It had been many years since he had last visited this area, but as Geralt enters the town, he finds it just as crowded and filthy as he remembers, grey slush painting the roads. It’s autumn, and the first light snow has begun to fall. With rumours of a sickness spreading from the east, the market square is increasingly frantic. Even the smallest vegetables, the toughest cuts of meat disappear by early morning. The herb-grower’s stall is the busiest, his voice amidst the crowd calling out the benefits of his fair.

Far from the frenzy of the market square, other parts of the town are barren, the ghosts of the absent hanging in the air, present in the untrodden snow. 

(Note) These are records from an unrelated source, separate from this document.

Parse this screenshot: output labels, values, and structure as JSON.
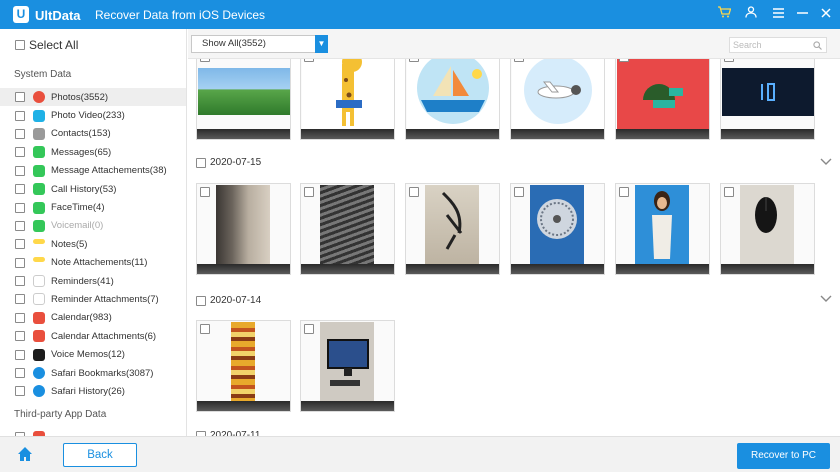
{
  "titlebar": {
    "logo_glyph": "U",
    "app_name": "UltData",
    "subtitle": "Recover Data from iOS Devices",
    "icons": [
      "cart-icon",
      "user-icon",
      "menu-icon",
      "minimize-icon",
      "close-icon"
    ],
    "accent": "#1a8fe0"
  },
  "sidebar": {
    "select_all": "Select All",
    "system_header": "System Data",
    "third_party_header": "Third-party App Data",
    "items": [
      {
        "label": "Photos(3552)",
        "icon": "photos-icon",
        "color": "#e94f3d",
        "checked": false,
        "selected": true,
        "disabled": false
      },
      {
        "label": "Photo Video(233)",
        "icon": "photo-video-icon",
        "color": "#1fb1e6",
        "checked": false,
        "selected": false,
        "disabled": false
      },
      {
        "label": "Contacts(153)",
        "icon": "contacts-icon",
        "color": "#9a9a9a",
        "checked": false,
        "selected": false,
        "disabled": false
      },
      {
        "label": "Messages(65)",
        "icon": "messages-icon",
        "color": "#34c759",
        "checked": false,
        "selected": false,
        "disabled": false
      },
      {
        "label": "Message Attachements(38)",
        "icon": "message-attachments-icon",
        "color": "#34c759",
        "checked": false,
        "selected": false,
        "disabled": false
      },
      {
        "label": "Call History(53)",
        "icon": "call-history-icon",
        "color": "#34c759",
        "checked": false,
        "selected": false,
        "disabled": false
      },
      {
        "label": "FaceTime(4)",
        "icon": "facetime-icon",
        "color": "#34c759",
        "checked": false,
        "selected": false,
        "disabled": false
      },
      {
        "label": "Voicemail(0)",
        "icon": "voicemail-icon",
        "color": "#34c759",
        "checked": false,
        "selected": false,
        "disabled": true
      },
      {
        "label": "Notes(5)",
        "icon": "notes-icon",
        "color": "#ffd84a",
        "checked": false,
        "selected": false,
        "disabled": false
      },
      {
        "label": "Note Attachements(11)",
        "icon": "note-attachments-icon",
        "color": "#ffd84a",
        "checked": false,
        "selected": false,
        "disabled": false
      },
      {
        "label": "Reminders(41)",
        "icon": "reminders-icon",
        "color": "#ffffff",
        "checked": false,
        "selected": false,
        "disabled": false
      },
      {
        "label": "Reminder Attachments(7)",
        "icon": "reminder-attachments-icon",
        "color": "#ffffff",
        "checked": false,
        "selected": false,
        "disabled": false
      },
      {
        "label": "Calendar(983)",
        "icon": "calendar-icon",
        "color": "#e94f3d",
        "checked": false,
        "selected": false,
        "disabled": false
      },
      {
        "label": "Calendar Attachments(6)",
        "icon": "calendar-attachments-icon",
        "color": "#e94f3d",
        "checked": false,
        "selected": false,
        "disabled": false
      },
      {
        "label": "Voice Memos(12)",
        "icon": "voice-memos-icon",
        "color": "#1c1c1c",
        "checked": false,
        "selected": false,
        "disabled": false
      },
      {
        "label": "Safari Bookmarks(3087)",
        "icon": "safari-bookmarks-icon",
        "color": "#1a8fe0",
        "checked": false,
        "selected": false,
        "disabled": false
      },
      {
        "label": "Safari History(26)",
        "icon": "safari-history-icon",
        "color": "#1a8fe0",
        "checked": false,
        "selected": false,
        "disabled": false
      }
    ]
  },
  "toolbar": {
    "filter_value": "Show All(3552)",
    "search_placeholder": "Search"
  },
  "content": {
    "groups": [
      {
        "date": "",
        "photos": [
          "meadow",
          "giraffe",
          "sailboat",
          "airplane",
          "red-character",
          "dark-screen"
        ]
      },
      {
        "date": "2020-07-15",
        "photos": [
          "wall",
          "fan",
          "cable",
          "fan-grill",
          "woman-poster",
          "mouse"
        ]
      },
      {
        "date": "2020-07-14",
        "photos": [
          "food-collage",
          "desk-monitor"
        ]
      },
      {
        "date": "2020-07-11",
        "photos": []
      }
    ]
  },
  "bottombar": {
    "back_label": "Back",
    "recover_label": "Recover to PC"
  }
}
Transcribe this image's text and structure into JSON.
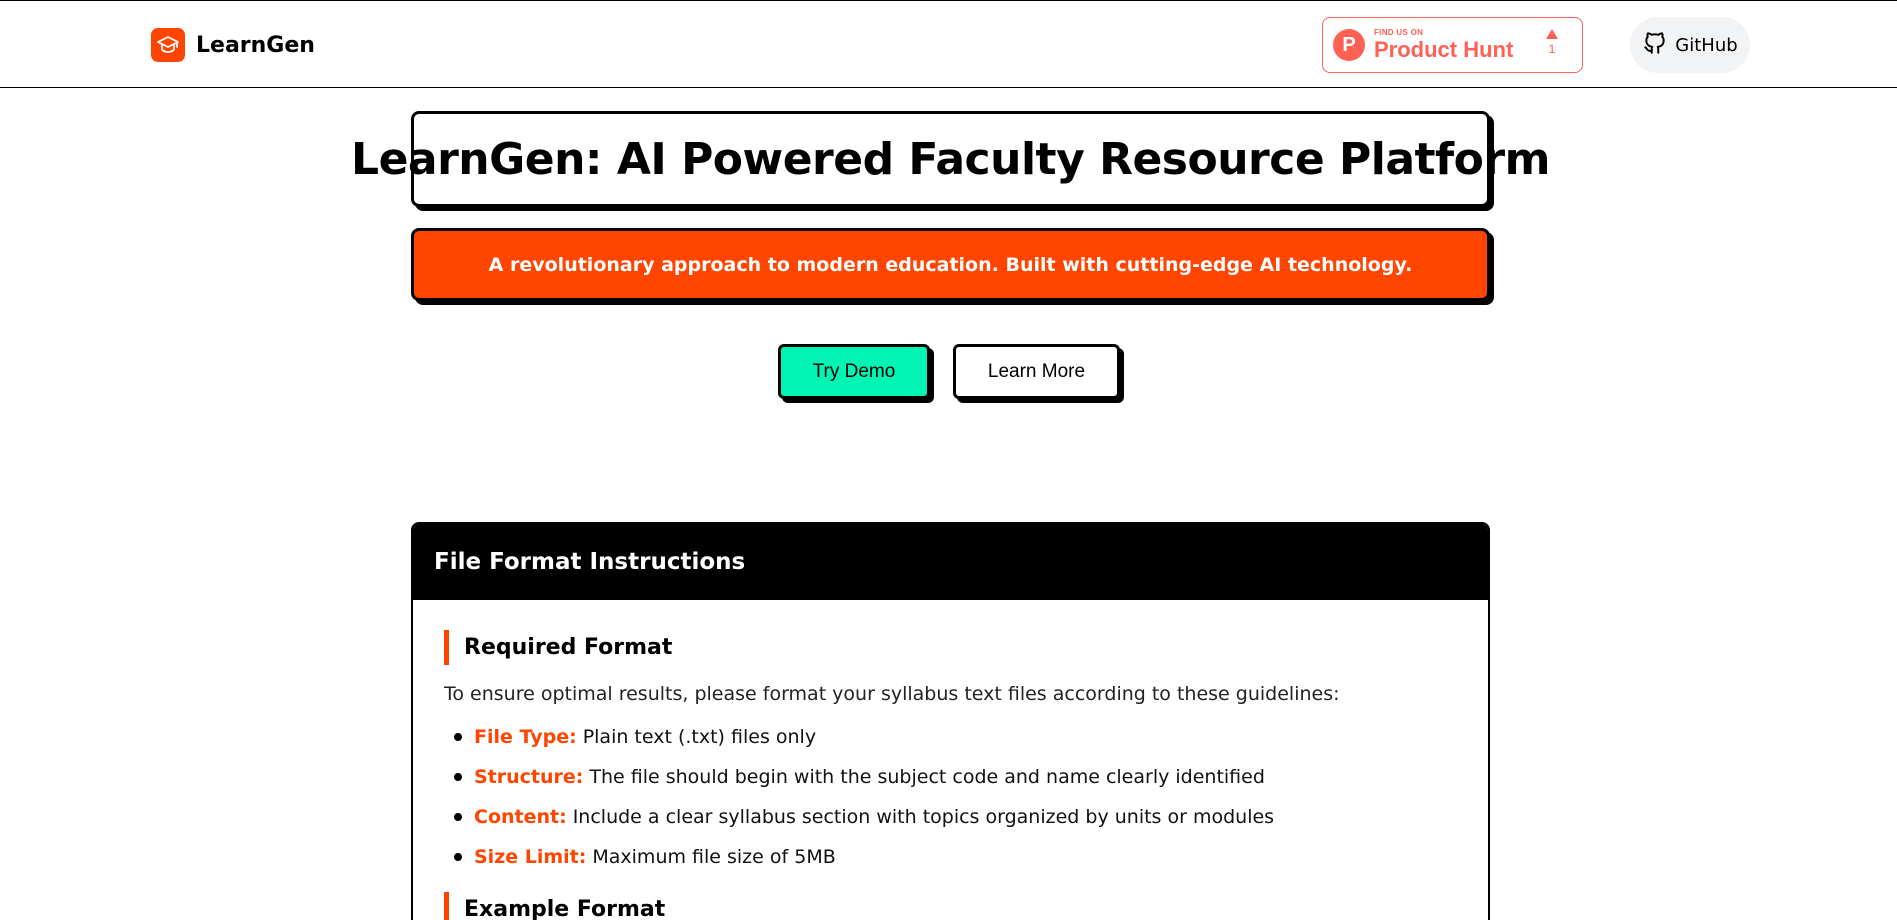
{
  "nav": {
    "brand_name": "LearnGen",
    "product_hunt": {
      "small": "FIND US ON",
      "big": "Product Hunt",
      "count": "1"
    },
    "github_label": "GitHub"
  },
  "hero": {
    "title": "LearnGen: AI Powered Faculty Resource Platform",
    "subtitle": "A revolutionary approach to modern education. Built with cutting-edge AI technology.",
    "try_demo_label": "Try Demo",
    "learn_more_label": "Learn More"
  },
  "instructions": {
    "title": "File Format Instructions",
    "required_format_title": "Required Format",
    "intro": "To ensure optimal results, please format your syllabus text files according to these guidelines:",
    "items": [
      {
        "key": "File Type:",
        "text": "Plain text (.txt) files only"
      },
      {
        "key": "Structure:",
        "text": "The file should begin with the subject code and name clearly identified"
      },
      {
        "key": "Content:",
        "text": "Include a clear syllabus section with topics organized by units or modules"
      },
      {
        "key": "Size Limit:",
        "text": "Maximum file size of 5MB"
      }
    ],
    "example_format_title": "Example Format"
  },
  "colors": {
    "accent": "#ff4500",
    "demo_button": "#00f5b4",
    "product_hunt": "#ff6154"
  },
  "icons": {
    "brand": "graduation-cap-icon",
    "github": "github-icon",
    "product_hunt": "product-hunt-icon"
  }
}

Even still, that evening the inn is far from empty. It’s a humble wooden tavern, the bar stretching along one wall with a large fireplace opposite. Geralt sits heavily on a stool, easily ignoring the rest of the room, and gruffly requests an ale. He brings the cup to his lips, grateful for the slightest respite in such an atmosphere of hysteria, human idiocy a common irritant. 

Out of Geralt’s rare, quiet moment comes a familiar voice.

“Geralt!” 

Geralt shuts his eyes for a moment and scowls, hearing excited footsteps approach him. “The Witcher himself! I was just singing about you. What are you doing here?”

Geralt turns to see the beaming face of Jaskier, far too close for his liking.

“I’m just passing through.” He turns back to his beer in the futile effort to dissuade Jaskier from continuing to talk. As expected, it doesn’t work.

“Me too! I’m on tour, you know, with my hit songs. About you. And other topics.” Jaskier’s eyes wander from Geralt’s as his sentence rushes to a close, abruptly changing the topic. “Have you heard about this plague?”

“What plague?” Geralt’s eyes stay planted on his ale, sarcasm easily missed in his unchanging expression.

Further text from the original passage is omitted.